- Location: Cinema Rex, Belgium
- Date: 16 December 1944
- Attack type: Aerial bombing; Rocket attack;
- Weapon: 1 V-2 Rocket
- Deaths: 567 killed 271 civilians; 296 Allied military personnel;
- Injured: 194 Allied military personnel Unknown number of civilians
- Perpetrators: Wehrmacht

= Cinema Rex bombing =

Cinema in Antwerp, Belgium, hit by V-2 rocket in World War II

Cinema Rex was a cinema located at De Keyserlei 15 in Antwerp, Belgium. It opened in 1935 and was designed by Leon Stynen, a Belgian architect, modeled after large American movie theatres.

On 16 December 1944 (the first day of the Ardennes Offensive), at 15:20, a V-2 rocket fired from The Netherlands (Hellendoorn) by the SS Werfer Battery 500 directly landed on the roof of the cinema during a showing of The Plainsman. There were approximately 1,100 people inside the cinema and the explosion killed 567 people including 296 Allied servicemen (194 further servicemen were injured) and 11 buildings in total destroyed. Up to 74 Belgian children were killed too.

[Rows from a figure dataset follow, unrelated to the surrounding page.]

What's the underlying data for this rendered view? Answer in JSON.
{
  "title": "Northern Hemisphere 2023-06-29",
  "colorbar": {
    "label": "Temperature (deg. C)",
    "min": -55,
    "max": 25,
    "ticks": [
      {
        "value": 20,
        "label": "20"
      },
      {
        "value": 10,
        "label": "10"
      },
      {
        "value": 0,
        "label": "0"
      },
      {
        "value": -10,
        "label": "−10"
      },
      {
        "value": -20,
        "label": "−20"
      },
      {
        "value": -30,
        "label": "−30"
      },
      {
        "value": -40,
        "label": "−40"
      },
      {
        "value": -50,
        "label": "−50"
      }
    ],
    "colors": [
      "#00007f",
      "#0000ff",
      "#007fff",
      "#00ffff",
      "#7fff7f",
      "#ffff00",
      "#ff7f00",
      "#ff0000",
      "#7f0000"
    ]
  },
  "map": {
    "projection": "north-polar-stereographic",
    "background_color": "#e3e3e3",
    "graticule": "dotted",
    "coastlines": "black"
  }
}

It took nearly a week to dig all the bodies out of the rubble. It was the single highest death total from a single rocket attack during the war. Following the attack all public performance venues were closed and the town council ordered that a maximum of 50 people were allowed to congregate in any one location.

The theatre was re-built in 1947 but closed in 1993 and was demolished in 1995.